Just these racing thoughts of you and I
Maybe I don’t know love, but I do know I’ve always been interested in love, dreams, thought, mentality I guess. And I’ve always thought it was a bit outlandish because as I was raised none of this was ever made to seem vital. To people I knew it was probably a cultish thought to think as I did. Come to find out now that mentality is all of that. How you feel apparently does affect the world more than you think.
So do you sometimes wonder what a dream is and how it gets so lost but we're still in this sleep. This endless dream breeding amidst nothing but cordless lights; the mind that changes constantly according to the moving sun is sometimes trapped by an ego, one that sadly can't be moved nor can it be touched by the lightest gaze, one you can say from a child's eyes and we all know, yes we all know how the child's eyes affect even the purest evil amongst us. Someday we’ll wonder why we didn't just come back and let ourselves fall deeply succumb to lazy thoughts and wistful ideas. Is it so bad to come to your knees at the soft voices that sing to you, Yes let yourself get lost just this one time to prove your sensitivity to whomever it is you’d prefer to please. This song I hear about this man who refuses to be moved was a noise yesterday roaring from the mouths of many. There’s a bit too much cascading through me, my bones are vibrating with the movements of the thundering feet pacing back and forth. Lets go to points a's and to point's b’s, we, we're just moving in a circle, let's touch each other, and graze our shoulders slowly if not lovingly, hoping one day this accident might be the one that saves us from the more fatal one waiting for us later. I call you when I’m feeling it's the best time, no, I don't it was by dream, not luck that you received this call from me, and you woke up realized you were missing me, but it was wasn't me, it was this moment.
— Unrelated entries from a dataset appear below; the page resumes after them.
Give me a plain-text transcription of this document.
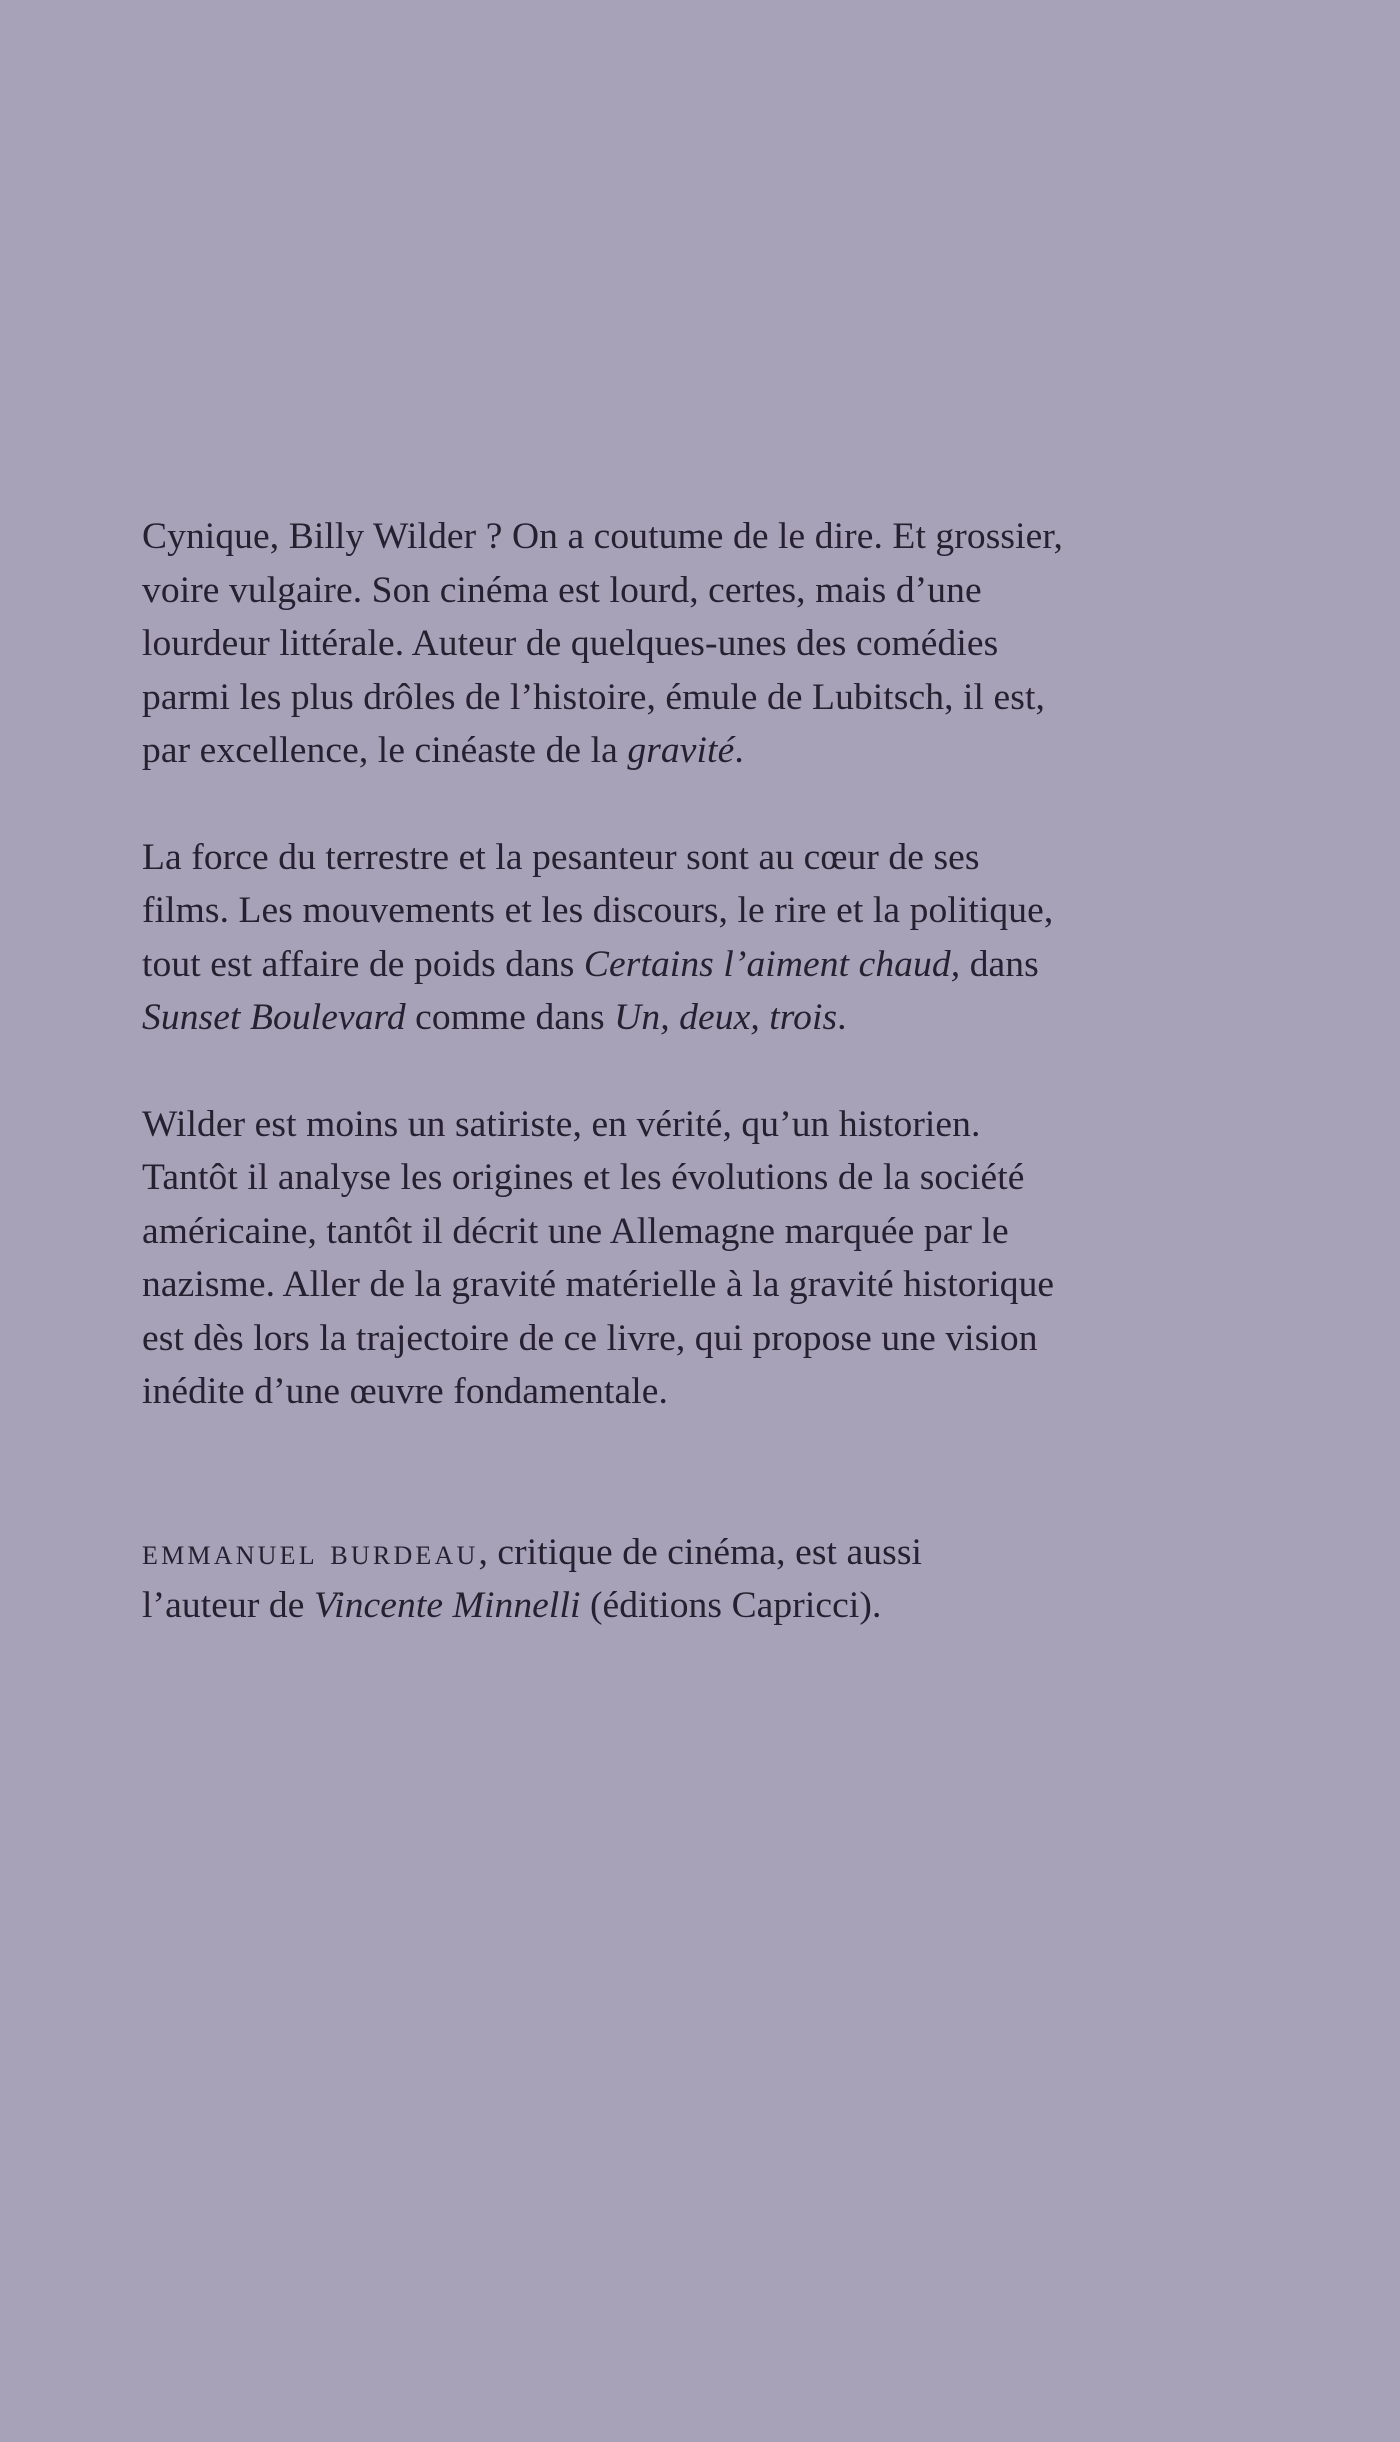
Cynique, Billy Wilder ? On a coutume de le dire. Et grossier,
voire vulgaire. Son cinéma est lourd, certes, mais d’une
lourdeur littérale. Auteur de quelques-unes des comédies
parmi les plus drôles de l’histoire, émule de Lubitsch, il est,
par excellence, le cinéaste de la gravité.

La force du terrestre et la pesanteur sont au cœur de ses
films. Les mouvements et les discours, le rire et la politique,
tout est affaire de poids dans Certains l’aiment chaud, dans
Sunset Boulevard comme dans Un, deux, trois.

Wilder est moins un satiriste, en vérité, qu’un historien.
Tantôt il analyse les origines et les évolutions de la société
américaine, tantôt il décrit une Allemagne marquée par le
nazisme. Aller de la gravité matérielle à la gravité historique
est dès lors la trajectoire de ce livre, qui propose une vision
inédite d’une œuvre fondamentale.

emmanuel burdeau, critique de cinéma, est aussi
l’auteur de Vincente Minnelli (éditions Capricci).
You awaken to knowing that the time that stood between us captured in its own focus of relative yearning. We were not moving, tell them all we're not moving, here is where we'll find ourselves thousands of years from now when our bones collide as branches charring our barks off each other only to find the familiar rub of my skin against yours, your lips sinking into mine, our drying leaves brushing remnant love off and pushing time deeper into each other. We can decay together you and I my love to find ourselves drops of ice in thin clouds, waiting to shatter the earth with our still brightness. Going back to busy street to find the same crack in the pavement we stood upon together so I can fall through once again, join the missing and the mysterious that can’t bring themselves to bare the weight of understanding how simple it is to be. Be the silence that struck a once upon a time on a dark night and a blurry view, still the words that questioned a rising, a quivering of limbs whispering through a tired bus and crowded conversations.
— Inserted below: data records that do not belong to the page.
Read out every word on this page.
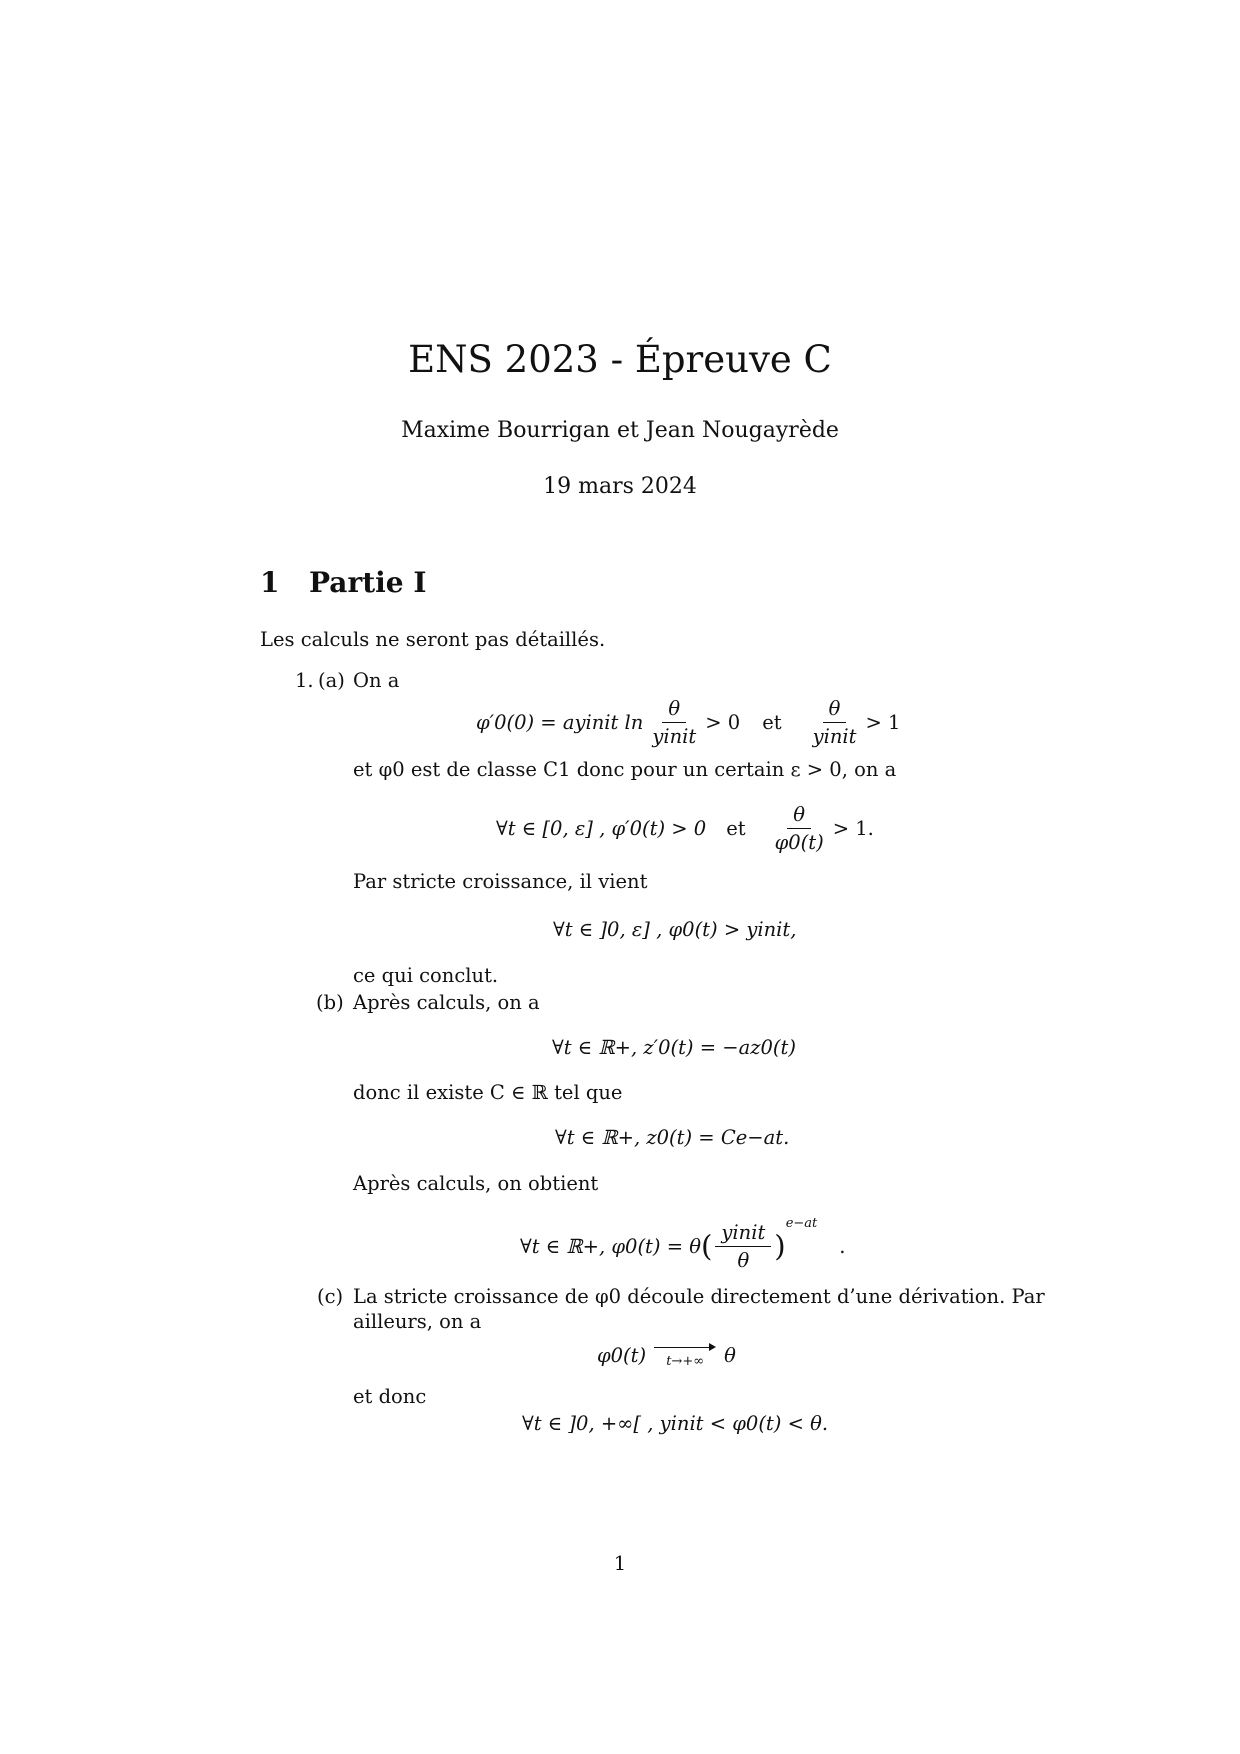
ENS 2023 - Épreuve C
Maxime Bourrigan et Jean Nougayrède
19 mars 2024
1 Partie I
Les calculs ne seront pas détaillés.
1. (a) On a
φ′0(0) = ayinit $\ln \frac{\theta}{\text{yinit}} > 0$ et $\frac{\theta}{\text{yinit}} > 1$
et φ0 est de classe C1 donc pour un certain ε > 0, on a
∀t ∈ [0, ε] , φ′0(t) > 0 et $\frac{\theta}{\varphi 0(t)} > 1$.
Par stricte croissance, il vient
∀t ∈ ]0, ε] , φ0(t) > yinit,
ce qui conclut.
(b) Après calculs, on a
∀t ∈ ℝ+, z′0(t) = −az0(t)
donc il existe C ∈ ℝ tel que
∀t ∈ ℝ+, z0(t) = Ce−at.
Après calculs, on obtient
∀t ∈ ℝ+, φ0(t) = θ ( $\frac{\text{yinit}}{\theta}$ )
e−at
.
(c) La stricte croissance de φ0 découle directement d’une dérivation. Par
ailleurs, on a
φ0(t) t→+∞ θ
et donc
∀t ∈ ]0, +∞[ , yinit < φ0(t) < θ.
1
This is what I have to do, is let go of my ground and leave your eyes where they are, because I keep coming back to them. I this point A and you this point B keeps me in a circle. We together reside in this unmovable place amongst many rocks and too early dawns, heavenly shakes won’t traumatize this quake enough for I’m still lying thoroughly frozen to a moment, a song, a point at which I realized I could once again stream, and you could plug in to catch a passing glance of what it is we may or may not possess. But you couldn’t hear me any louder, and I couldn’t feel you any softer.